Mi plan de la mañana antes del aspirado de médula era quedarme en la cama todo el día. Sólo quería lamentarme en la oscuridad de mi cuarto. A Robert no le pareció una buena idea. Vino a subir las persianas cantando a pleno pulmón, sólo para fastidiarme. Me arrancó las sábanas de encima, como si sospechase que había comenzado a atrincherarme en ellas, y me tendió mi bata. Me la puse sin dejar de refunfuñar.

-¡El desayuno está listo! -exclamó mientras que salía de la habitación.

Me alegré de verle tan feliz. Era una fachada que estaba usando para no parecer abatido, pero, de algún modo, contagiaba su alegría falsa a quien se cruzara con él. Aunque todavía le quedaban unos días de clase, había decidido pasar esa semana en casa, para hacerse cargo de mí mientras mi padre y Mary trabajaban. No sabíamos nada de Richard y no le gustaba la idea de dejarme sola tanto tiempo, con toda esa incertidumbre.

En la cocina me esperaban una taza de leche y una tostada casi quemada. Comí deprisa. Tenía hambre. Robert se quedó conmigo, haciéndome compañía mientras terminaba el desayuno. No dejó de hablar ni un sólo instante. Me hacía preguntas de toda clase, si estaba preocupada o qué creía que pasaría ahora. Sentía que sólo lo hacía para ayudarme a descargar, pero no pude responderle con claridad. Si seguía hablando, no sabía cómo reventaría. Prefería callármelo para mí. Un rato después, cuando hube terminado de comer, mi hermano salió al jardín para plantar unas margaritas que había comprado el día anterior.

Yo me quedé sentada, mirando los restos de mi desayuno, arrepintiéndome de no haber hablado. Siempre me sentía muy sola y no sabía qué hacer cuando alguien de verdad quería ayudarme. Luego me levanté y, aún en pijama, fui al salón. No tenía nada por hacer. El primer día de ausencia había terminado todos los deberes que tenía pendientes. Ni siquiera podía considerar aquello un adelanto de las vacaciones. Era sólo un extraño limbo en el que esperaba a unos resultados que nunca llegaban, mientras me hacían el cuerpo pedacitos para examinarlo.

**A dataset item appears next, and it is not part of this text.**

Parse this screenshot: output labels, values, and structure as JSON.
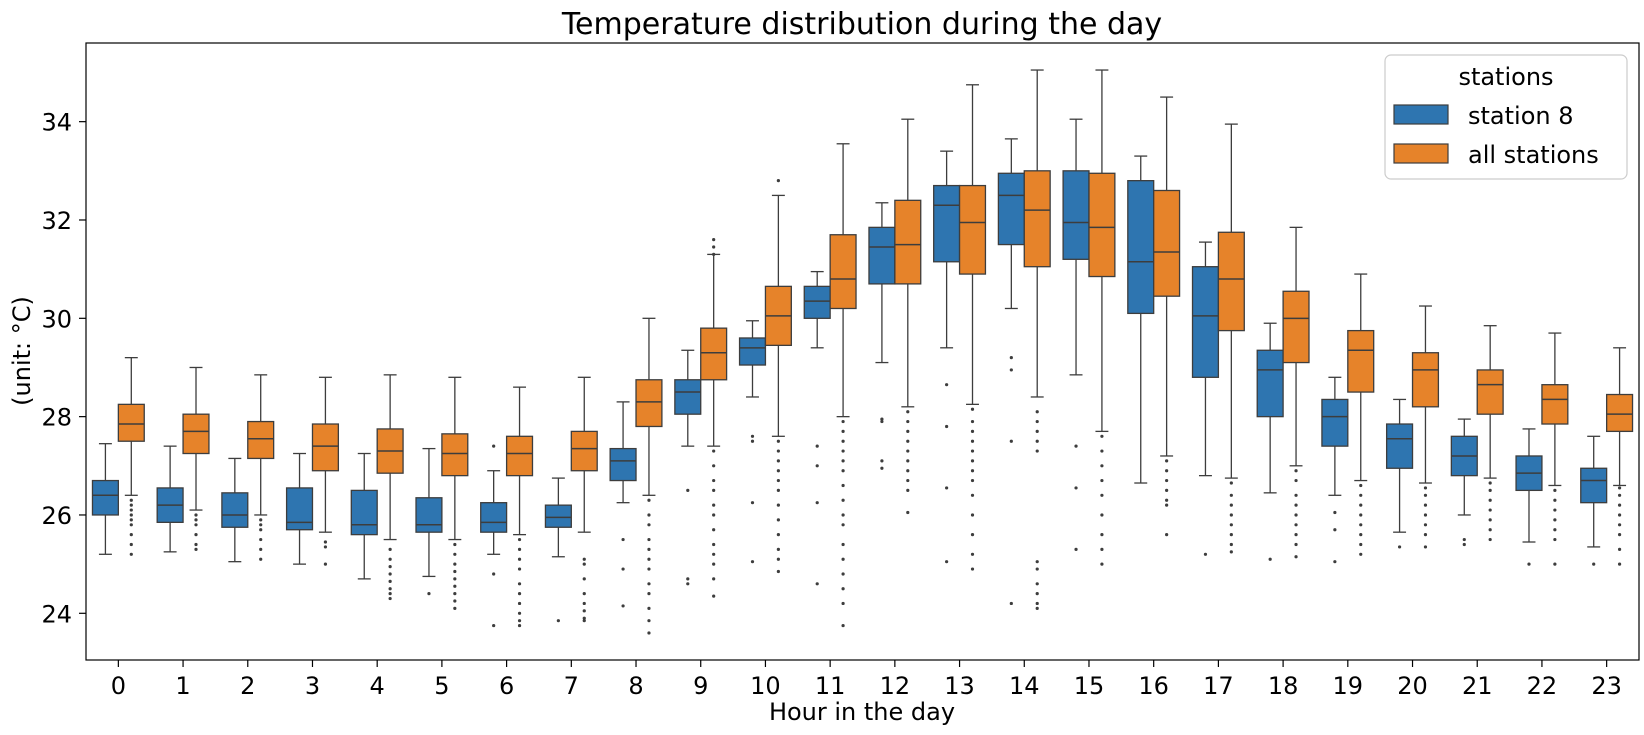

El timbre sonó, antes de que llegase a sentarme en el sofá. Creí que era Robert, que se había quedado encerrado fuera, o que Richard había decidido regresar a casa, después de tanto tiempo. Me acerqué a la puerta y la abrí, sin demasiada ceremonia. Al otro lado no se encontraba ninguno de mis hermanos, sino mi mejor amiga, que acababa de aparecer en mi barrio sin previo aviso.

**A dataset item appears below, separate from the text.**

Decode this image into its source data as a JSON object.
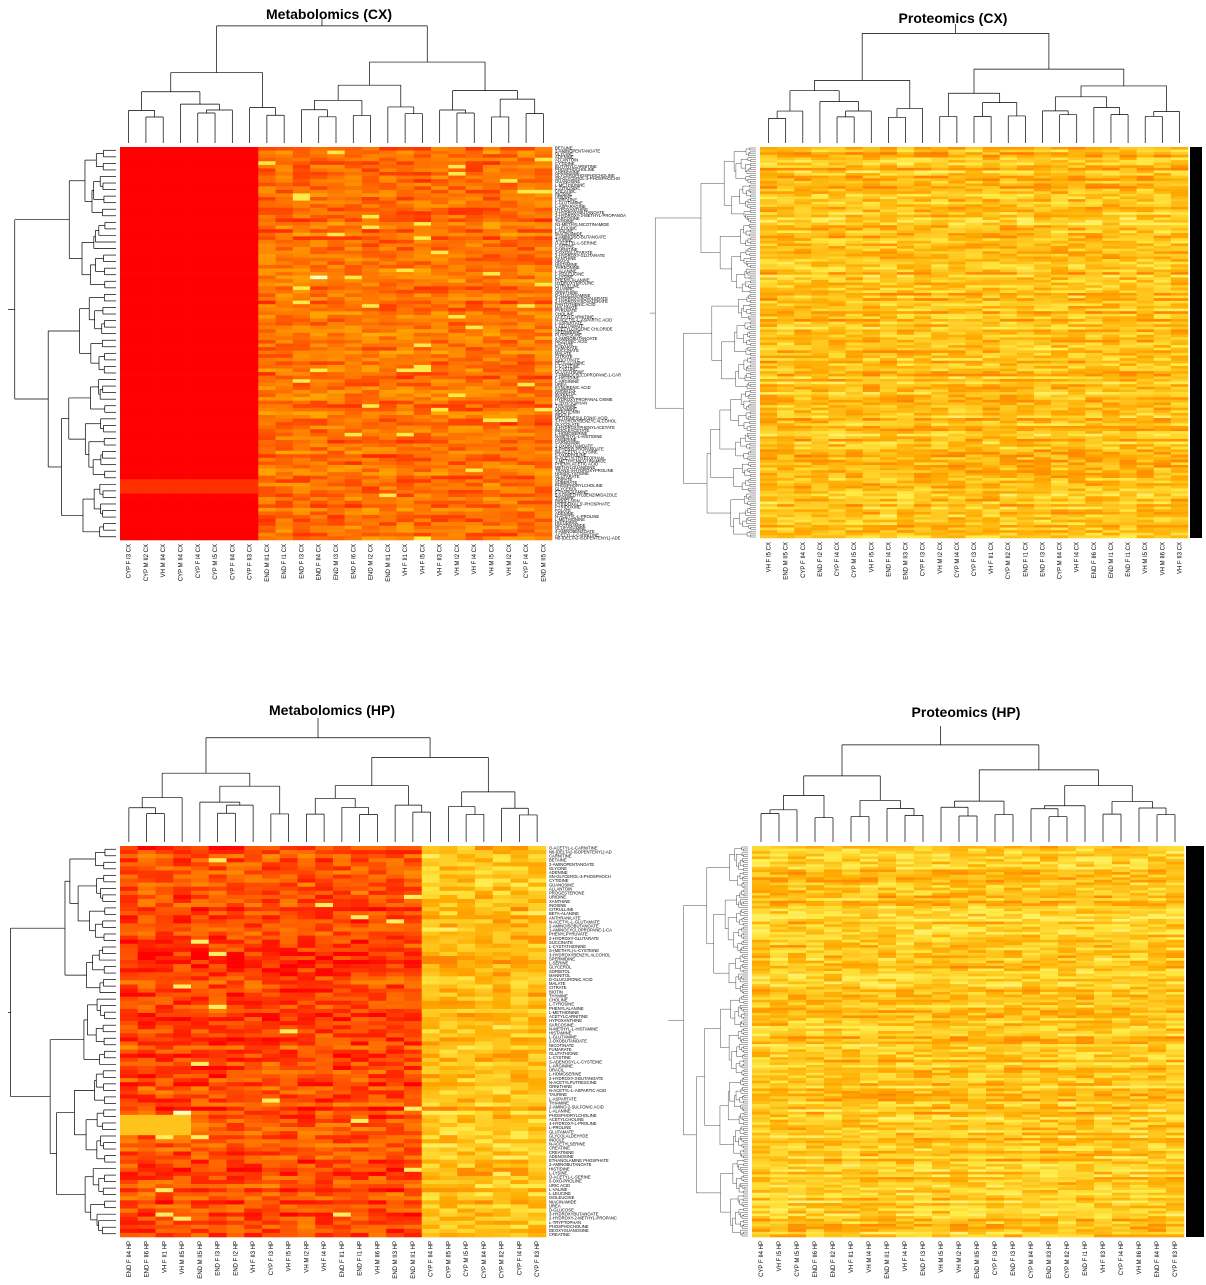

-¡Jennifer! -grité sorprendida, se suponía que tenía que estar en en Jacksonville, visitando a su padre, no en mi casa. Me acerqué a ella sin creer todo lo que había pasado esas tres semanas que había estado fuera-. ¿Qué haces aquí?

Se me echó al cuello sin preocuparse en contestarme.

-¡Te he llamado un montón de veces y tú nada! -no había reproche en su voz, pero me sentí mal por haber ignorado sus llamadas. Cada vez que alguien de mi familia intentaba pasarme el teléfono yo me escabullía, no tenía ganas de hablar.
Intenté disculparme de alguna forma, pero no me dejó hablar. Me soltó y me miró de arriba a abajo.

-Te extrañaba -dijo sonriendo.

Yo también la había echado de menos. Pasábamos casi todo el tiempo juntas y siempre andábamos hablando por teléfono. Mientras cotilleaba con ella, mi padre iba detrás de mí, apremiándome para que colgara al grito de "¡la línea no es gratis!".

-Son las diez y media, ¿qué haces todavía en pijama? -me preguntó.

-Hoy es jueves, ¿no tienes que ir al instituto? -repuse.

Arrugó la nariz y negó con la cabeza.

-Robert me dijo que estarías en casa.

Ya sabía por dónde iban los tiros y no quería llegar a ese punto. Intuía que mi hermano le había contado lo suficiente como para hacer saltar las alarmas, pero nada más.

-¿Qué tal todo? -pregunté, tratando de evitar cualquier tipo de preguntas incómodas.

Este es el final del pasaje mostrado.